El sol entraba por la ventana, tiñendo la mesa de tonos dorados.
 Lucía abrió su mochila y sacó una fotografía.
 La colocó frente a él, sin decir nada.
 Mateo la tomó con cuidado, reconociendo de inmediato la escena: el escenario iluminado, él cantando bajo una lluvia de luces, los ojos perdidos entre la multitud.
 Una imagen congelada de aquel instante en el que todo había cambiado.
—La tomé yo —dijo ella, en voz baja—. Desde el fondo del evento.
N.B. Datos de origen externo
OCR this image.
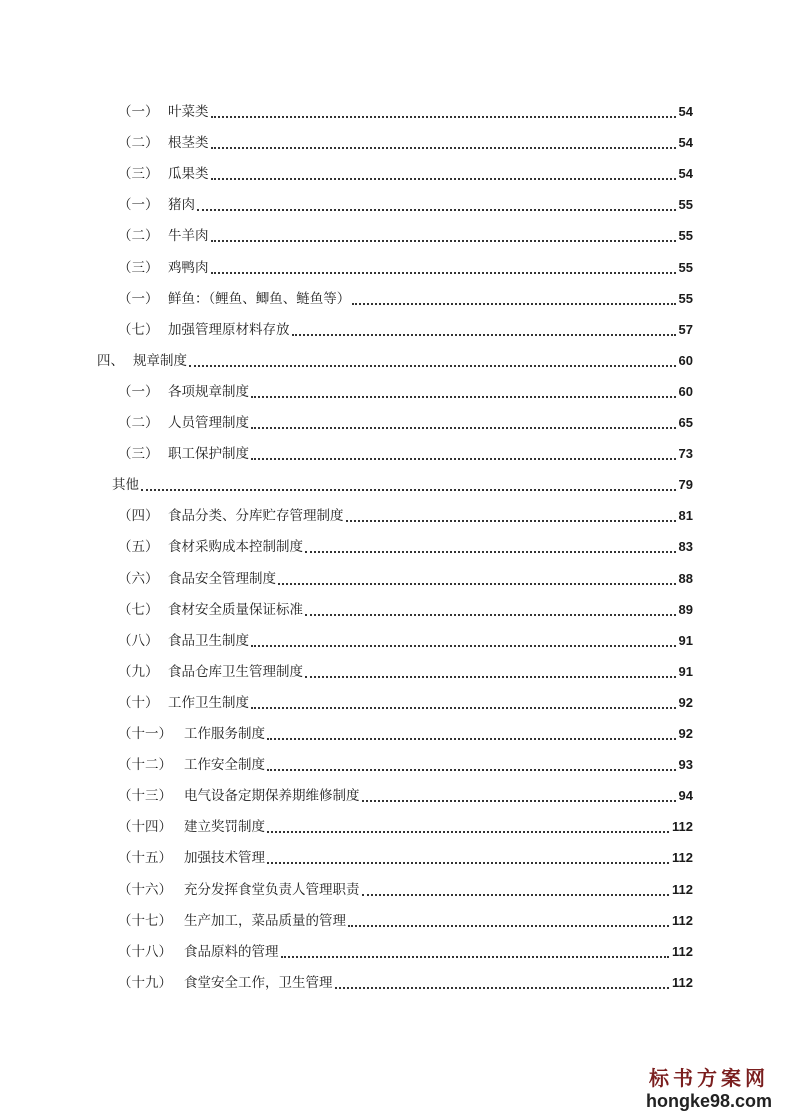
（一） 叶菜类	54
（二） 根茎类	54
（三） 瓜果类	54
（一） 猪肉	55
（二） 牛羊肉	55
（三） 鸡鸭肉	55
（一） 鲜鱼：（鲤鱼、鲫鱼、鲢鱼等）	55
（七） 加强管理原材料存放	57
四、 规章制度	60
（一） 各项规章制度	60
（二） 人员管理制度	65
（三） 职工保护制度	73
其他	79
（四） 食品分类、分库贮存管理制度	81
（五） 食材采购成本控制制度	83
（六） 食品安全管理制度	88
（七） 食材安全质量保证标准	89
（八） 食品卫生制度	91
（九） 食品仓库卫生管理制度	91
（十） 工作卫生制度	92
（十一） 工作服务制度	92
（十二） 工作安全制度	93
（十三） 电气设备定期保养期维修制度	94
（十四） 建立奖罚制度	112
（十五） 加强技术管理	112
（十六） 充分发挥食堂负责人管理职责	112
（十七） 生产加工，菜品质量的管理	112
（十八） 食品原料的管理	112
（十九） 食堂安全工作，卫生管理	112
标书方案网
hongke98.com
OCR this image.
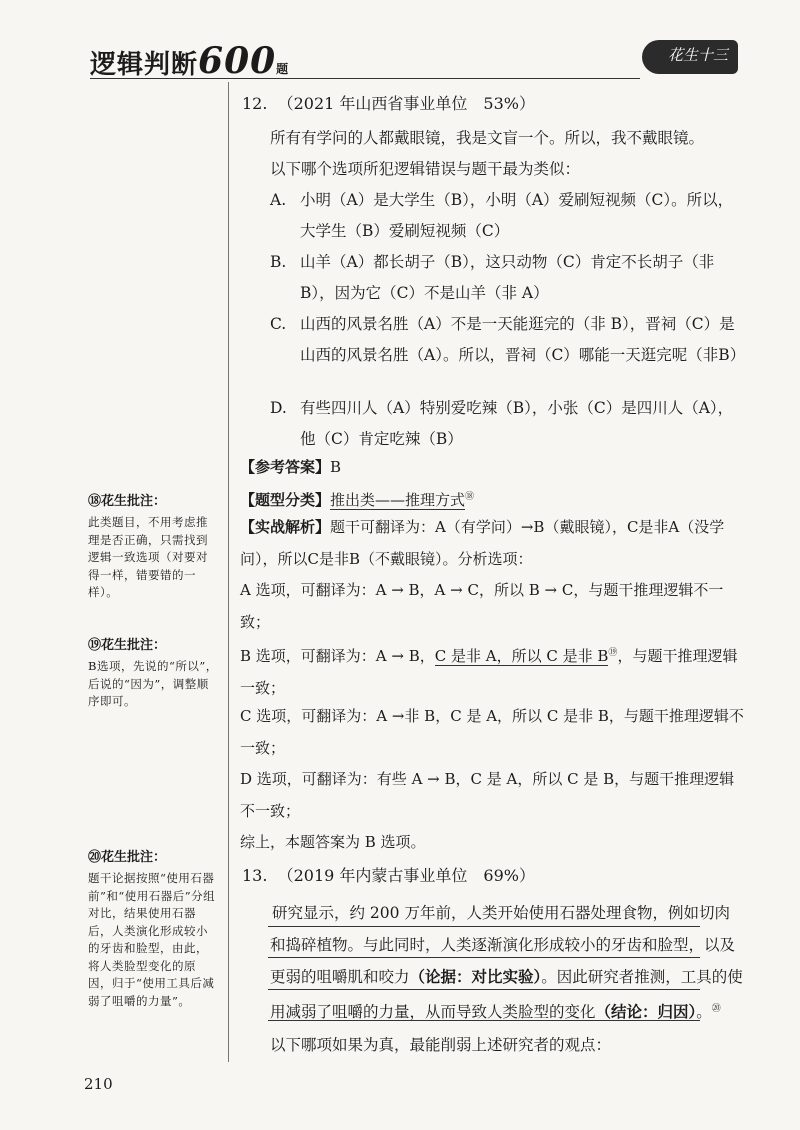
逻辑判断600题
花生十三
12. （2021 年山西省事业单位　53%）
所有有学问的人都戴眼镜，我是文盲一个。所以，我不戴眼镜。
以下哪个选项所犯逻辑错误与题干最为类似：
A. 小明（A）是大学生（B），小明（A）爱刷短视频（C）。所以，大学生（B）爱刷短视频（C）
B. 山羊（A）都长胡子（B），这只动物（C）肯定不长胡子（非B），因为它（C）不是山羊（非 A）
C. 山西的风景名胜（A）不是一天能逛完的（非 B），晋祠（C）是山西的风景名胜（A）。所以，晋祠（C）哪能一天逛完呢（非B）
D. 有些四川人（A）特别爱吃辣（B），小张（C）是四川人（A），他（C）肯定吃辣（B）
【参考答案】B
【题型分类】推出类——推理方式⑱
【实战解析】题干可翻译为：A（有学问）→B（戴眼镜），C是非A（没学问），所以C是非B（不戴眼镜）。分析选项：
A 选项，可翻译为：A → B，A → C，所以 B → C，与题干推理逻辑不一致；
B 选项，可翻译为：A → B，C 是非 A，所以 C 是非 B⑲，与题干推理逻辑一致；
C 选项，可翻译为：A →非 B，C 是 A，所以 C 是非 B，与题干推理逻辑不一致；
D 选项，可翻译为：有些 A → B，C 是 A，所以 C 是 B，与题干推理逻辑不一致；
综上，本题答案为 B 选项。
13. （2019 年内蒙古事业单位　69%）
研究显示，约 200 万年前，人类开始使用石器处理食物，例如切肉和捣碎植物。与此同时，人类逐渐演化形成较小的牙齿和脸型，以及更弱的咀嚼肌和咬力（论据：对比实验）。因此研究者推测，工具的使用减弱了咀嚼的力量，从而导致人类脸型的变化（结论：归因）。⑳
以下哪项如果为真，最能削弱上述研究者的观点：
⑱花生批注：
此类题目，不用考虑推理是否正确，只需找到逻辑一致选项（对要对得一样，错要错的一样）。
⑲花生批注：
B选项，先说的“所以”，后说的“因为”，调整顺序即可。
⑳花生批注：
题干论据按照“使用石器前”和“使用石器后”分组对比，结果使用石器后，人类演化形成较小的牙齿和脸型，由此，将人类脸型变化的原因，归于“使用工具后减弱了咀嚼的力量”。
210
Nadie lo sabía.
Mateo la observó, sorprendido.
 —¿Por qué esa foto? —preguntó.
Lucía lo miró directo a los ojos.
 —Porque ese fue el día que supe que no eras un personaje. Eras tú.
Las palabras flotaron entre ellos, suaves pero contundentes.
 Mateo cerró los ojos un instante, como si necesitara absorberlas despacio, como si fueran un bálsamo después de tanta culpa.
Cuando los abrió, la miró con ternura.
 —Y tú… sigues siendo mi tendencia favorita.
Lucía soltó una risa entrecortada.
 El aire pareció aflojarse, más liviano, más humano.
 El ruido de la cafetería desapareció poco a poco.
 Solo quedaron ellos.
El beso llegó sin aviso.
 No hubo dramatismo ni música de fondo.
 Solo la certeza silenciosa de que, por fin, todo lo vivido había tenido sentido.
Mateo la besó con calma, como si tuviera miedo de romper algo.
 Lucía respondió con la misma suavidad, sin culpa, sin cámaras, sin testigos.
 Era un beso limpio, sin la urgencia de antes.
 Uno que no prometía eternidad, pero sí verdad.